Chamber Brexit is Richmond Chamber of Commerce’s initiative to support and assist businesses during the Brexit process. MPs and local leading political, legal and business figures are supporting its bi-monthly Brexit Seminars to provide information and ensure business is heard.

Richmond Chamber of Commerce CEO Anne Newton said: “Brexit, 'What does it mean for your business...' a theme we launched on December 2, 2016 at the House of Lords with a number of local peers and MPs, together with our headline sponsor Moore Blatch Solicitors and sponsors Richmond and Twickenham Times and RACC.

“MPs and local leading political legal and business figures are supporting our bi-monthly Brexit Seminars with a keen eye to business' responses to the information shared within this Chamber forum; our aim is to ensure business is heard and prepares as robustly as possible, whilst remaining as innovative and entrepreneurial as ever.”

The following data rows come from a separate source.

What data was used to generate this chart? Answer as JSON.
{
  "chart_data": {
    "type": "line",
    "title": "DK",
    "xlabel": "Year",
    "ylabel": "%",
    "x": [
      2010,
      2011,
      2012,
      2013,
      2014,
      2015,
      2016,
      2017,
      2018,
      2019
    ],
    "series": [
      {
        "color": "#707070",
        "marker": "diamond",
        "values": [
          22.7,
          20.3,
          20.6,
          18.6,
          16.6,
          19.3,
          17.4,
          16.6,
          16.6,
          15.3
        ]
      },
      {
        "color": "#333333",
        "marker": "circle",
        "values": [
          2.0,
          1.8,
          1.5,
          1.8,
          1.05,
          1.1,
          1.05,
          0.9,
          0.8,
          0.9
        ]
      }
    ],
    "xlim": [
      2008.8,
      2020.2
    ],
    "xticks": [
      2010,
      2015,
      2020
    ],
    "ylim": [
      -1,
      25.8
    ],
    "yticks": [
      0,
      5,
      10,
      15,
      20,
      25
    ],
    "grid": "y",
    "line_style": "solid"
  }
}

Immigration solicitor Tamara Rundle of Chamber Brexit’s headline sponsor Moore Blatch explains the health insurance headache facing EU citizens:

"Since voting to leave the EU there has been a sharp rise in the number of EU nationals seeking to show they have British residency. With no clarification forthcoming as to the status of EU nationals on our shores, this is only set to rise. This is especially true for EU nationals that consider the UK to be their permanent home.

"London and Richmond have always welcomed people from across the water, whether that’s the English Channel or any other sea or ocean between them and us. Much of our economic fortune has been built on both the intellect and hard graft of non-UK nationals and therefore Brexit is understandably causing concern. Many people are looking to legally confirm what was previously taken for granted.

"To qualify for permanent residence, an EU national needs to have lived here for five years continuously. But, to the surprise of many and the alarm of some, it transpires that if for part of this period they were not economically active they needed comprehensive sickness insurance (CSI) for that time.

"EU Nationals are advised to evidence residence. The Government must clarify its position, but in the meantime it is prudent to plan ahead and apply for British Citizenship. If the Government does not guarantee the rights of all EU nationals to remain, the rush to apply for citizenship will be unprecedented. With an application costing £65 now is the time to act.

"For those who would have qualified but for lack of CSI, there are other routes open to you. Many are established with friends, family and/or work; Article 8 of the Human Rights Act protects rights to a private and family life. Others are content to be ‘Qualified Persons’ and, with advice, will start their five qualifying years now to reach permanent residence later.

"Few predicted the headache presented by CSI and as such the government may grant amnesty to all those affected. Until then, there is much you can do. To date we haven’t had a single application turned down."